The Wylie Company published brochures every year of its operations, expounding on the wonders of camp life in Yellowstone.  A brochure from 1908 describes four-room and two-room tents with single beds, available with board floors and rugs.  Every tent had a wood stove, beds with fine mattress, and “good clean sheets, blankets, quilts, etc.”  The tent canvas was candy-striped and meals were served in large dining tents with white table cloths and dishes.  Each camp also featured milk houses, cold storage, warehouses, photographer’s work rooms, swings, and hammocks.  Evening entertainment was provided in the form of a large campfire with singing, storytelling, games and fresh-cooked popcorn.  Camp capacity was about 80 guests and recreation tents were featured nearby.


A Wylie Camp at Yellowstone's Upper Geyser Basin.  (Courtesy of Geyser Bob's Yellowstone Park History Service)

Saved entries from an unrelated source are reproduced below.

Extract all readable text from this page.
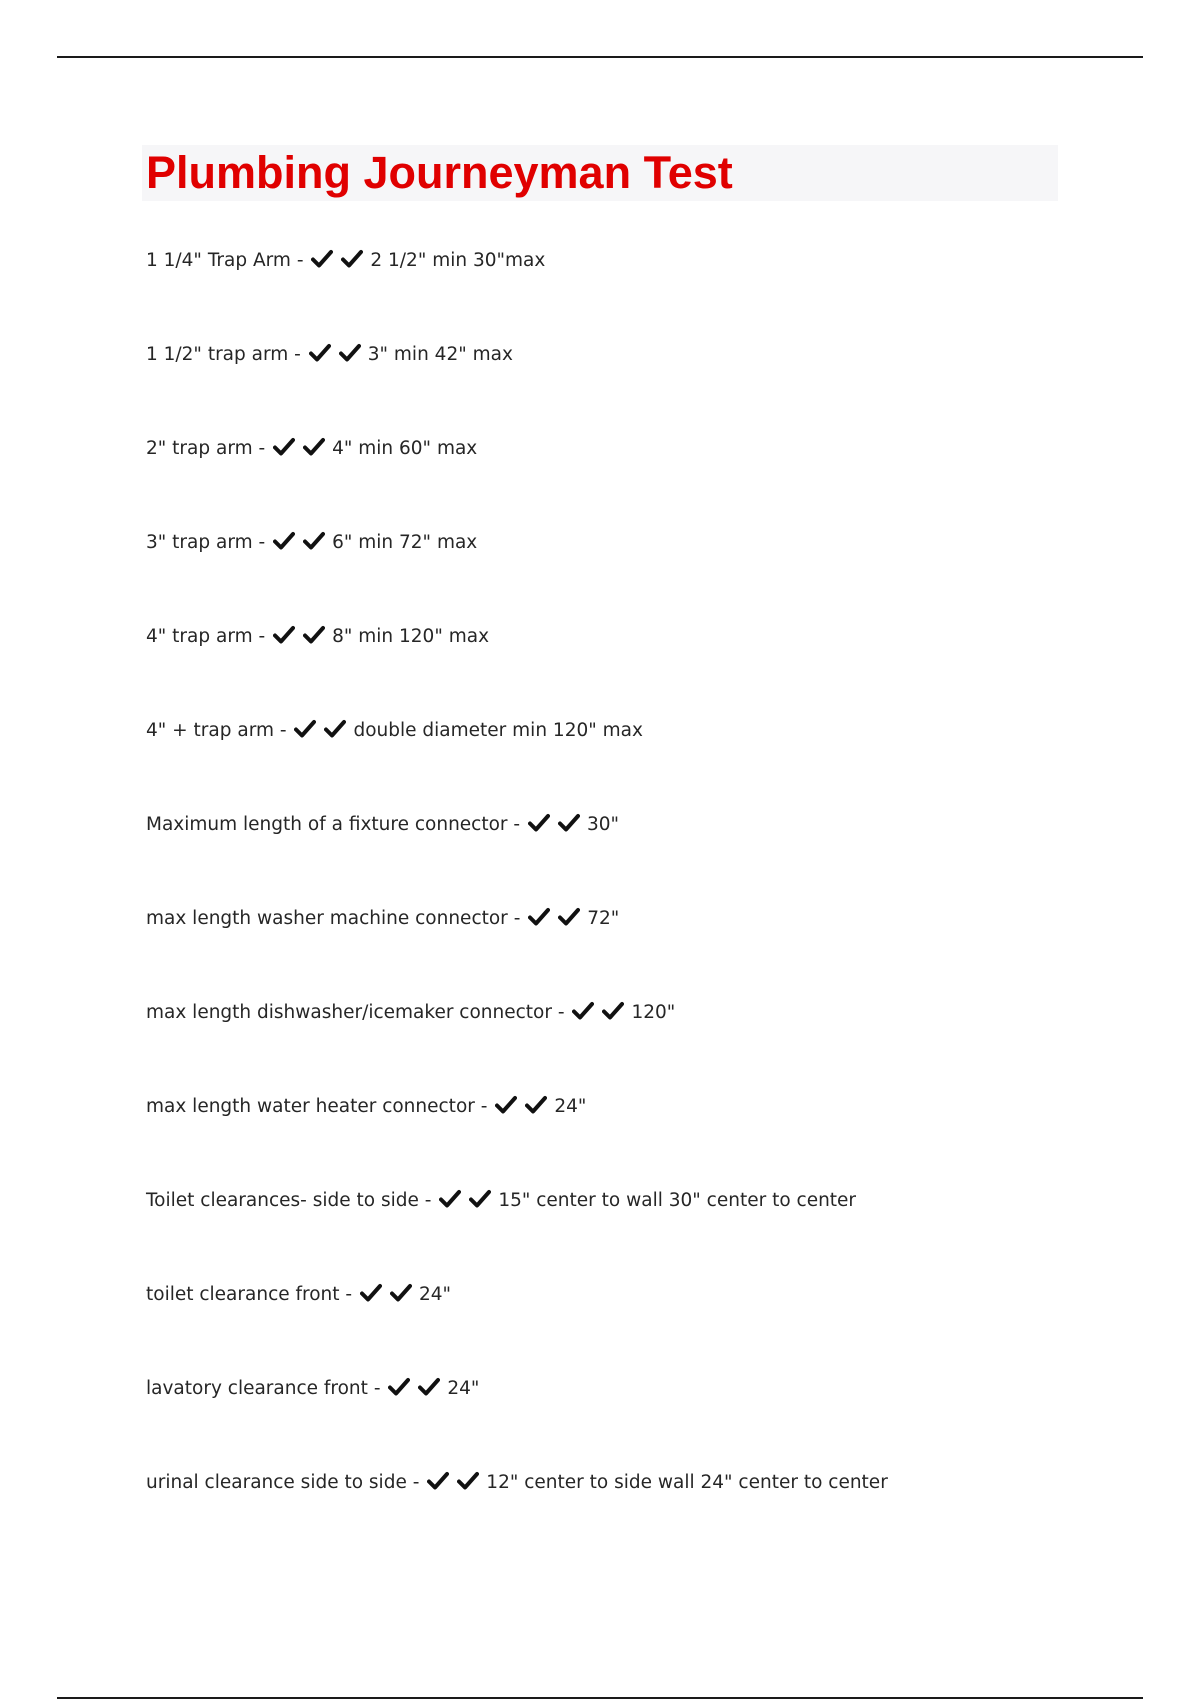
Plumbing Journeyman Test
1 1/4" Trap Arm -	2 1/2" min 30"max
1 1/2" trap arm -	3" min 42" max
2" trap arm -	4" min 60" max
3" trap arm -	6" min 72" max
4" trap arm -	8" min 120" max
4" + trap arm -	double diameter min 120" max
Maximum length of a fixture connector -	30"
max length washer machine connector -	72"
max length dishwasher/icemaker connector -	120"
max length water heater connector -	24"
Toilet clearances- side to side -	15" center to wall 30" center to center
toilet clearance front -	24"
lavatory clearance front -	24"
urinal clearance side to side -	12" center to side wall 24" center to center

By 1908 the Wylie Company provided two-room permanent tests at Yellowstone.   (Courtesy of Geyser Bob's Yellowstone Park History Service)
  
A permanent Wylie Camp dining tent in 1908 at Yellowstone.   (Courtesy of Geyser Bob's Yellowstone Park History Service)

Steamer Zillah

The Wylie Company’s comprehensive tour of Yellowstone offered tourists a steamboat cruise across Yellowstone Lake from West Thumb to Lake Camp, on the north side of the Lake near where the Yellowstone River outlets from the Lake - with a stop at Dot Island to visit a “zoo,” containing elk and bison.

The steamer Zillah was built in Iowa in the mid-1880s to carry tourists on Minnesota’s Lake Minnetonka. But several structural flaws marred the boat.  Its three-foot draft was too deep for the shallow uneven contours of Lake Minnetonka and the ship listed badly to the starboard side.  Improvements were made to the boat, but dipping Lake levels finally doomed the boat for local use. 

The Yellowstone Park Association purchased the Zillah in 1889; crews quickly chopped it into three pieces and shipped it a thousand miles to the shores of Yellowstone Lake, where it was reassembled and put into use as an alternative to the dusty-road route from West Thumb to Lake Camp.  The steamboat trip was a very popular Yellowstone attraction; the 125-passenger boat transported nearly 4,000 people in 1904.

The ultimate fate of the Zillah is unknown.  It was an old rattletrap by the late 1900s, was reported seen in dry-dock in 1920, and then disappeared from history.


The steamboat Zillah cruising across Yellowstone Lake.  (Courtesy of the National Park Service)

Across the Years

Today, Yellowstone National Park hosts over four million visitors per year.  The Park is accessible through five entrances; accommodations include nine hotels/lodges and 13 campgrounds.  Instead of a water  transit path from West Thumb to the Lake Hotel, Yellowstone Lake provides recreational boating, fishing hiking and camping.

Following his visit to Yellowstone, Ambrose Ring returned to New York City to attend high school and then the Columbia School of Mines, where he earned a mining engineering degree.  He spent almost 50 years working as a mining engineer all over the western U.S.  He returned to Yellowstone in 1924 with his three children, including my father, Clinton Ring, documenting the trip with diary comments and photographs.  Ambrose’s entire life, along with other Ring-family members, is documented on the Ring brothers website under “Ring Family History & More.”


Yellowstone Park today is accessible through five entrances.


Text Box: Yellowstone Park today is accessible through five entrances.